Probing electron-phonon interactions in the charge-photon dynamics of cavity-coupled double quantum dots

TL;DR

This paper investigates how electron-phonon interactions influence the charge-photon dynamics in cavity-coupled double quantum dots, revealing their impact on photoemission, gain, and cavity frequency shifts across different material systems.

Contribution

It provides a theoretical comparison with experimental data and highlights the significance of phonon sidebands and photoemission processes in these quantum dot systems.

Findings

Quantitative agreement with experiments when phonon effects are included

Phonon sidebands significantly affect charge-photon interactions

Cavity frequency renormalization enables spectroscopic probing of electron-phonon coupling

Abstract

Electron-phonon coupling is known to play an important role in the charge dynamics of semiconductor quantum dots.
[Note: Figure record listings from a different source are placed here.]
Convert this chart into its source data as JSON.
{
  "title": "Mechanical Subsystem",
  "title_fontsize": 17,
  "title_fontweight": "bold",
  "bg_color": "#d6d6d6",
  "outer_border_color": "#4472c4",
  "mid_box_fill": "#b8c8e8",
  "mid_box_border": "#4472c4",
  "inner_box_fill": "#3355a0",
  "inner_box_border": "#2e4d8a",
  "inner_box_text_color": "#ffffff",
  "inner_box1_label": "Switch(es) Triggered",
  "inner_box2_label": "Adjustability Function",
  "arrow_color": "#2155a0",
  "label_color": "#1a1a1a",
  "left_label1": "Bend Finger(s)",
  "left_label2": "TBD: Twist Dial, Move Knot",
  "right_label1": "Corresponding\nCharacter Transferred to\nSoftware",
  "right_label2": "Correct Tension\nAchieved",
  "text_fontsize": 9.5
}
Here we explore its role in the combined charge-photon dynamics of cavity-coupled double quantum dots. Previous work on these systems has shown that strong electron-phonon coupling leads to a large contribution to photoemission and gain from phonon-assisted emission and absorption processes. We compare the effects of this phonon sideband in three commonly investigated gate-defined quantum dot material systems: InAs nanowires and GaAs and Si two-dimensional electron gases (2DEGs). We compare our theory with existing experimental data from cavity-coupled InAs nanowire and GaAs 2DEG double quantum dots and find quantitative agreement only when the phonon sideband and photoemission processes during lead tunneling are taken into account. Finally we show that the phonon sideband also leads to a sizable renormalization of the cavity frequency, which allows for direct spectroscopic probes of the electron-phonon coupling in these systems.